Proposal gives judges a chance to double dip


No doubt many voters have already cast their votes in this election, but it is never too late to stop a bad idea that will, in the end, cost taxpayers money.

A proposed constitutional amendment would allow the chief justice of the state Supreme Court to appoint retired judges to serve temporarily in courts no higher than the level they reached prior to their retirement. These temporary hires are not to exceed three months per appointment. Judges, along with elected officials, receive generous retirement benefits based on a multiplier of 3.5 per year. Judges are usually appointed to a 10-year renewable terms. Thus, at minimum, retired state judges receive 35 percent of their highest three earning years. Judges appointed to a second term, retiring after 20 years, receive 70 percent of their highest three earning years.

District Court judges are currently paid approximately $128,000 dollars a year while Circuit Court jurists make about $136,000 a year and Supreme Court justices about $156,000 a year. For a 10-year term, that translates to $45,000 in pension for District Court judges; $47,000 per year for Circuit Court judges; and $54,000 for a Supreme Court justice. Of course, those pensions are exempt from state income taxes.

Retired judges, appointed to serve for three months at a time, would be paid for the hours they put in while collecting their pension income. The chief justice can make the appointments for terms not to exceed three months per appointment. Thus, it is quite possible a retired judge could serve for three months, take a day off and then be appointed to another three-month term.

Something like this already occurs in the general population of public employees where an employee can be hired for 89 days without going through the regular civil service qualification procedures. After 89 days, the employee takes a one-day break before being reappointed to another term. Some of these “89-day wonders” are retirees, but then again, their pensions are substantially less generous than those of judges.

The measure that proposed this amendment was introduced in the 2011 session and went nowhere, but it took on new life during the 2012 legislative session because the Judiciary supported the bill. In presenting testimony on the bill, the Judiciary argued that these retired judges had a great deal of experience and could help mentor inexperienced judges. The problem with mentoring in the legal arena is the issue of judicial independence — a judge is to make a decision on his or her interpretation of the law with respect to the facts presented in the case. Having a retired judge shape a new judge’s interpretation of the law violates this concept of judicial independence. That decision can then be allowed to stand or it can be appealed by the defendant to a higher court. Having fresh new eyes independently look at the law is how the system works. Indeed, it is the role of the Judiciary to act as a check of the other two branches of government. When there is a bad law, it is up to a member of the Judiciary to issue an opinion that tells the Legislature that bad policy was set or tell the administration they did not execute the law as intended.

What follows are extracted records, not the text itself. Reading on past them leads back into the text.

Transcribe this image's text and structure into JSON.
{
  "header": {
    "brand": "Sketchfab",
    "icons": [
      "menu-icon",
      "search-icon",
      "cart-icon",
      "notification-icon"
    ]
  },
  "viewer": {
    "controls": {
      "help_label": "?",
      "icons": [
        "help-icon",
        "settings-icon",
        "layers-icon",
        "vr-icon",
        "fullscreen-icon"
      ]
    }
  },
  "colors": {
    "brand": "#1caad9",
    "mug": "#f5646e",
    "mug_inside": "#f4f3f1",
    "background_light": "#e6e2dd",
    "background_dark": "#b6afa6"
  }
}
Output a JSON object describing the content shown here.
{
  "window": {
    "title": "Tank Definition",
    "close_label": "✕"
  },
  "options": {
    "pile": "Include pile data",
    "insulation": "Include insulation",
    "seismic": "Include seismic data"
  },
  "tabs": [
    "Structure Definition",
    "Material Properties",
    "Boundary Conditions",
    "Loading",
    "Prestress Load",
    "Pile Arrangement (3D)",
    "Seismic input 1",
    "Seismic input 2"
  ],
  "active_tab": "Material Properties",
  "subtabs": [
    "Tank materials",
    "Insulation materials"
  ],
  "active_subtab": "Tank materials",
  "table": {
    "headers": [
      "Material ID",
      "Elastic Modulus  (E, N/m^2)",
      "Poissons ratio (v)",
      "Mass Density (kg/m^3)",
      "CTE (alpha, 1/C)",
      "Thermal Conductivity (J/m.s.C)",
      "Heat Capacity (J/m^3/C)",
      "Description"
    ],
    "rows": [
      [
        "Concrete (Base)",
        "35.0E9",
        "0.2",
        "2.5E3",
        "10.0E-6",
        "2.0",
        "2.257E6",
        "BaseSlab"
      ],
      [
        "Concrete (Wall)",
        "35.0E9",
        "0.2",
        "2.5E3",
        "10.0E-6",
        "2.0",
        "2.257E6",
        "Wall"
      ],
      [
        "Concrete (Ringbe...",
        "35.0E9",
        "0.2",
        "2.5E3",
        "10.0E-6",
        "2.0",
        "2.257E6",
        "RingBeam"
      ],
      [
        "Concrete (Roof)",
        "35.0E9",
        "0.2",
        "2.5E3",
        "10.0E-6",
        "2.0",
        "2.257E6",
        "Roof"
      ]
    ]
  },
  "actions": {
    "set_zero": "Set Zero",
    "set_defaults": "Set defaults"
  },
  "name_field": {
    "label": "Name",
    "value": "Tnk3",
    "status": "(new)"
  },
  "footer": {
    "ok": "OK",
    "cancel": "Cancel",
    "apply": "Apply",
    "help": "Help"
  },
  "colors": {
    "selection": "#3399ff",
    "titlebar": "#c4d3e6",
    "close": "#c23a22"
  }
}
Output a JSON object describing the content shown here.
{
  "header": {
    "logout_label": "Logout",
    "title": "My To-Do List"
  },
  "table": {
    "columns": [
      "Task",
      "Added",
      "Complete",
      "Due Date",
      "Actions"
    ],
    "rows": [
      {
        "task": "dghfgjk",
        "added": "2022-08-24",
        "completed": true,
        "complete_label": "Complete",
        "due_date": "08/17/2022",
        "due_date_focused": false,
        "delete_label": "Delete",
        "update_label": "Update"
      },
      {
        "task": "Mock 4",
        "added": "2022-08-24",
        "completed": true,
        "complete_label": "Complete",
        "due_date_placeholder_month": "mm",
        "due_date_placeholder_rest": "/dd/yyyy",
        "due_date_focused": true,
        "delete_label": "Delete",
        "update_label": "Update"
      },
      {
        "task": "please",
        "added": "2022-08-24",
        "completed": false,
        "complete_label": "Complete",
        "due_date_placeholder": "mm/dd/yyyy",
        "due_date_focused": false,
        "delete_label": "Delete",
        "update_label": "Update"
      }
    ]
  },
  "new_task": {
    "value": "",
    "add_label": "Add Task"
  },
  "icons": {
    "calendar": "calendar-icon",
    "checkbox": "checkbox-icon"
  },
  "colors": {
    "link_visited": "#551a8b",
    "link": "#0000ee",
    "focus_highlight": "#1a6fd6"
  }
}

The amendment before voters to allow temporary appointments of retired judges amounts to nothing more than a way for retired judges to double dip, by collecting both their pensions and a salary. If the argument is that there is a dearth of judges and the case loads are growing, then it is a matter of ensuring that judges are appointed and confirmed on a timely basis.

If the idea is that there aren’t enough experienced judges sitting on the bench, then it is a matter for the Judiciary to use sitting judges with experience to help guide the newer appointees without influencing the decision-making process. The concept of judicial independence is so critical to the Judiciary that it cannot be ignored. And, oh yes, has anyone asked how this amendment comports with the current constitutional provision that mandates the retirement of judges when they reach age 70 or is this just another way to circumvent an existing constitutional provision?

Lowell L. Kalapa is president of the Tax Foundation of Hawaii.